Friday, January 2, 2015

Movie Review--Into the Woods

I’ll begin with an admission; I consider Into the Woods the best musical of the last quarter of the 20th century.  What else is there? Toss out the spectacles, like Miss Saigon, Phantom of the Opera (which lost the Tony awards for best book and best score to Woods yet still nabbed the Best Musical Tony) and Les Miz.  Throw away the jukebox musicals, like Jersey Boys and Contact.  Please omit any musical based on a movie (Sunset Boulevard, The Lion King).  Anyone thinking Cats should stop reading this right now.  What’s left?  Fluff like A Chorus Line, forgettable shows like Passion, and idiosyncratic shows like Avenue Q (it has a brilliant score, but it has to be performed with puppets).  The only other contenders are Stephen Sondheim’s other masterpiece Sweeny Todd (too macabre) and Evita, which was made into a movie starring Madonna; enough said.

The musical Into the Woods opened on Broadway in 1988, so its path to the film version was a long time coming.  This was mostly because musicals were considered death at the box office until Rob Marshall single handedly resurrected the genre with Chicago.  Still, even with Marshall attached to Into the Woods the Disney folks would only finance a stripped down version for a measly $50 million budget.  I wonder if part of their thinking was to keep someone from making a really subversive version of a story involving Cinderella.

The budget constraints don’t show as the film looks mah-vel-ous.  Special effects like a giant beanstalk are now done cheaply on computer, and they wisely declined to actually show Cinderella at the ball, so they saved money there.  The cast is mostly . . . well, not B list, but B+ list, except for Meryl Streep.  Streep has now crossed what I call the Lawrence Olivier Threshold, which means she has reached a point where she can chew the scenery for days and because of her years of superb work, she will be forgiven.

The book brilliantly interweaves a number of the stories from the Grimm fairy tales: Cinderella (with golden shoes, not glass), Jack and the beanstalk, Little Red Riding Hood, and Rapunzel.  These stories are notably grim, in every sense of the word—several characters are blinded by birds (or thorns), a number are killed (although this being a Disney production, a couple of murders in the original text are converted to accidents), and two characters are eaten, although they get better.

The book touches on a number of Big Themes; being careful what you wish for, proper parenting techniques (hint: abandoning your daughter to a swamp after blinding her boyfriend is not being a good mother), and the need for community. Supplementing the dialog are the songs (or is the dialog supplementing the songs?) all of which feature Sondheim’s signature wit and intricacy. 

The book manages to turn the fairy tale characters into real flesh and blood human beings.  Cinderella is an abused step-daughter living in a nightmare; Jack is a dim-witted boy whose best friend is a cow; Little Red Riding Hood is a self-assured young girl easily distracted by forbidden fruit; and a baker and his wife (the only new characters to the story) desperately want a child.  Each wants something, but when they get what they want the result is no happy ever after.

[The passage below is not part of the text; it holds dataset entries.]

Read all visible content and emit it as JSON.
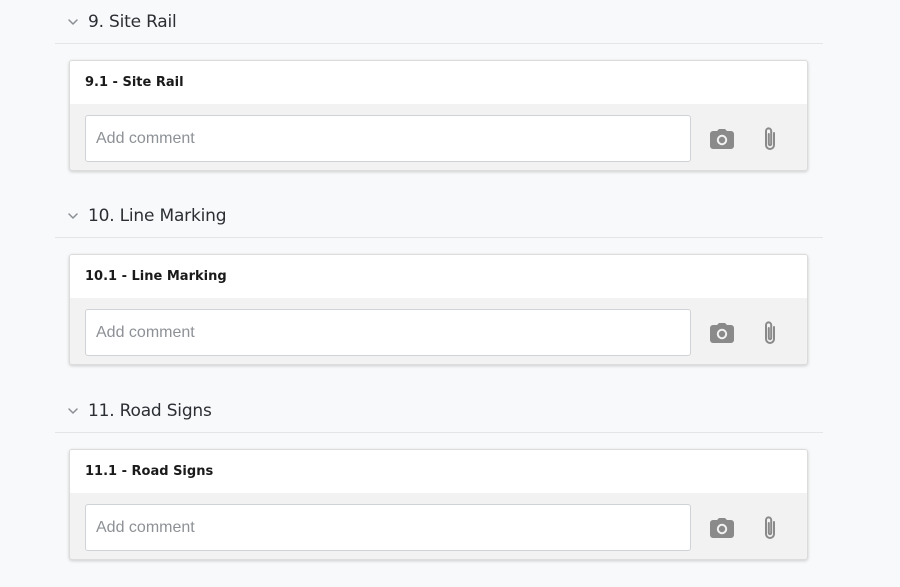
{
  "sections": [
    {
      "title": "9. Site Rail",
      "items": [
        {
          "title": "9.1 - Site Rail",
          "comment_placeholder": "Add comment",
          "comment_value": ""
        }
      ]
    },
    {
      "title": "10. Line Marking",
      "items": [
        {
          "title": "10.1 - Line Marking",
          "comment_placeholder": "Add comment",
          "comment_value": ""
        }
      ]
    },
    {
      "title": "11. Road Signs",
      "items": [
        {
          "title": "11.1 - Road Signs",
          "comment_placeholder": "Add comment",
          "comment_value": ""
        }
      ]
    }
  ],
  "icons": {
    "section_toggle": "chevron-down-icon",
    "photo": "camera-icon",
    "attach": "paperclip-icon"
  },
  "colors": {
    "background": "#f8f9fa",
    "card_body": "#f2f2f2",
    "icon": "#8a8a8a"
  }
}
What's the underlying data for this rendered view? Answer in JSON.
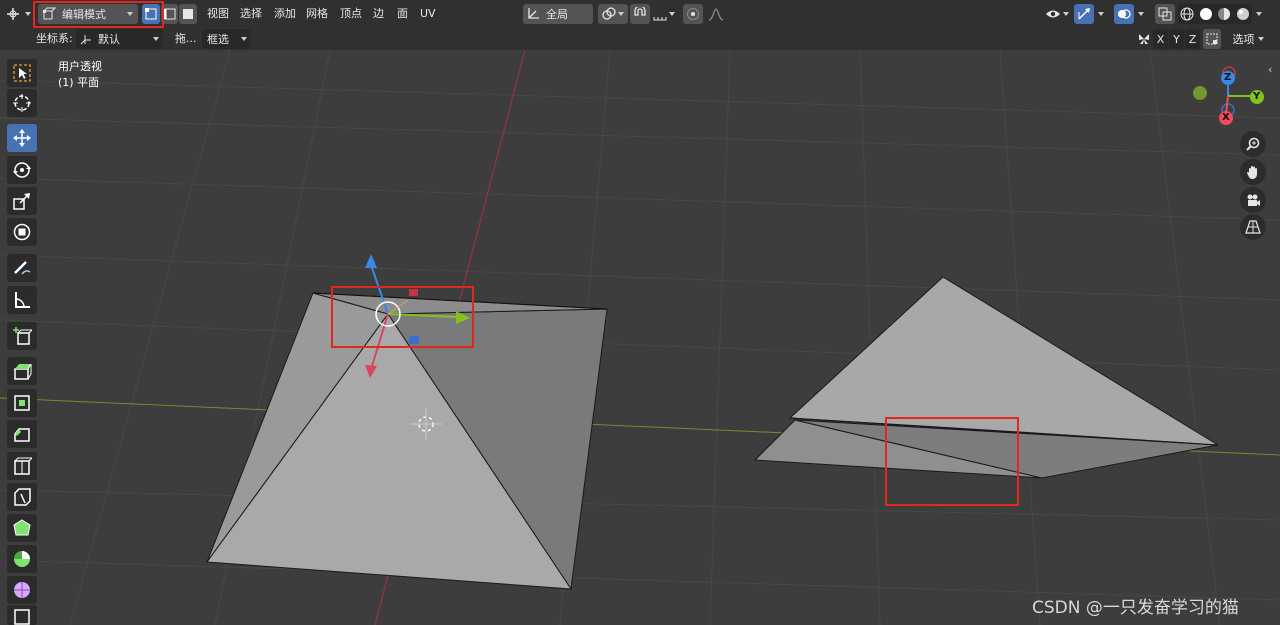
{
  "header": {
    "mode": "编辑模式",
    "menus": [
      "视图",
      "选择",
      "添加",
      "网格",
      "顶点",
      "边",
      "面",
      "UV"
    ],
    "pivot_label": "全局"
  },
  "toolbar2": {
    "orientation_label": "坐标系:",
    "orientation_value": "默认",
    "drag_label": "拖...",
    "select_mode": "框选",
    "mirror_axes": [
      "X",
      "Y",
      "Z"
    ],
    "options_label": "选项"
  },
  "viewport": {
    "view_name": "用户透视",
    "object_name": "(1) 平面"
  },
  "gizmo": {
    "axes": [
      "Z",
      "Y",
      "X"
    ],
    "colors": {
      "x": "#f04b5a",
      "y": "#84c21b",
      "z": "#3b87e8"
    }
  },
  "watermark": "CSDN @一只发奋学习的猫",
  "colors": {
    "accent": "#4772b3",
    "highlight": "#e1281e",
    "viewport_bg": "#3d3d3d",
    "header_bg": "#303030"
  }
}
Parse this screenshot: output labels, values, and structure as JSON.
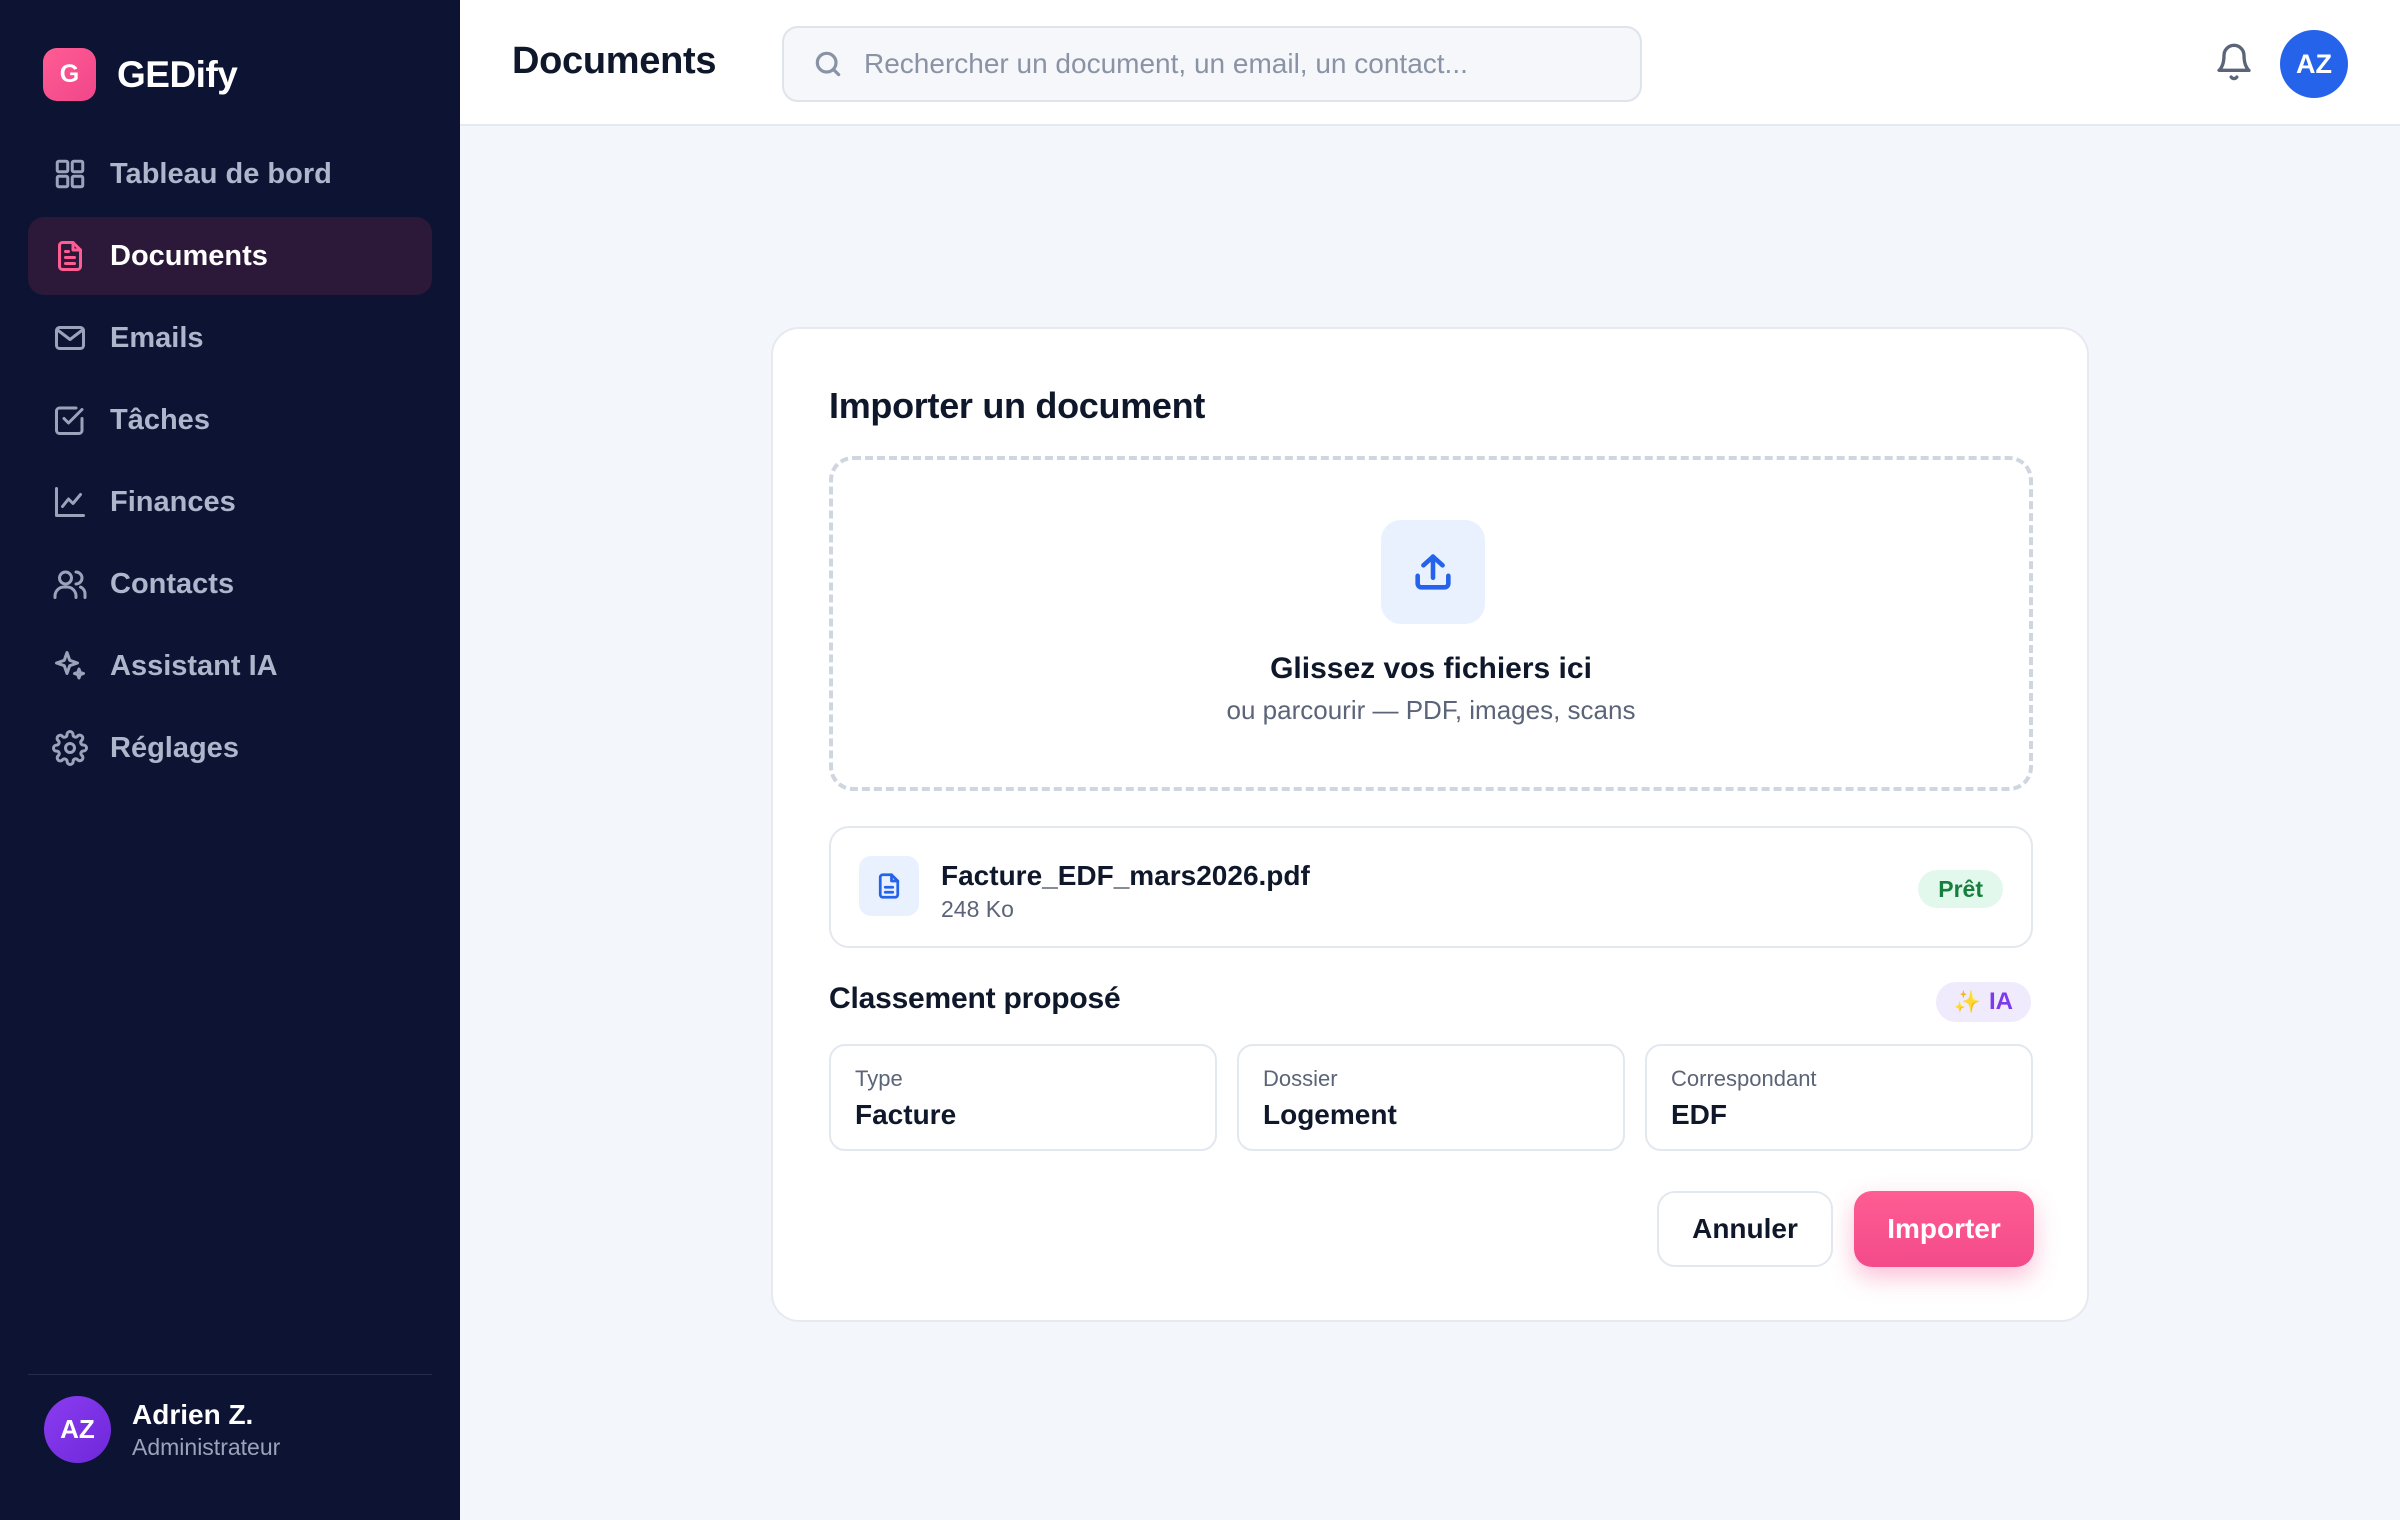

The cast, mostly non-theatrical actors, further ground the material in real emotion while playing against the fanciful background.  Anna Kendrick brings a sadness to Cinderella, appropriate for a woman treated as a servant by a wicked step-mother and two wicked step-sisters.  James Corden and Emily Blunt as the baker and his wife, have a nice chemistry as a married couple more familiar with the other than themselves.  Chris Pine brings a Captain Kirk bravado to Prince Charming.

The literalness of film creates some problem with the more theatrical elements of the play.  The script omits the character of The Narrator, which is taken up by voice overs by the baker.  The death of Jack’s cow on stage is funny, but the sight of a real cow keeling over is not so amusing.  And the film’s rendering of the giant attacking the village, obviously done off-stage in the theater, comes across less convincingly on screen.  I also had a problem with casting a pre-teen boy as Jack, as he came across as inconsequential in some of his more emotional scenes.

On the other hand, the film lends some nice touches that would be impossible on stage.  Cinderella’s song as she’s leaving the prince’s ball (On the Steps of the Palace) is nicely done as almost an internal monologue, with time frozen around her as she contemplates her options.  And of course the princes look much more dashing on horses.


It looks like the movie version of Into the Woods will nearly earn back its production budget over its opening weekend, which is good news for fans of converting Broadway musicals to the screen.  It used to be that Broadway was the source material for dozens of movies per year; now each year movies are re-imagined as Broadway shows (I can hardly wait for Back to the Future: The Musical).  [I’m not sure, but I think the last Top 40 hit to come from a Broadway show was One Night in Bangkok from Chess]  The economics of Broadway means it will never again be the source of innovation and imagination it used to be, but it is nice to know that Hollywood can still turn a Broadway musical into a big-screen hit.  It just takes 26 years.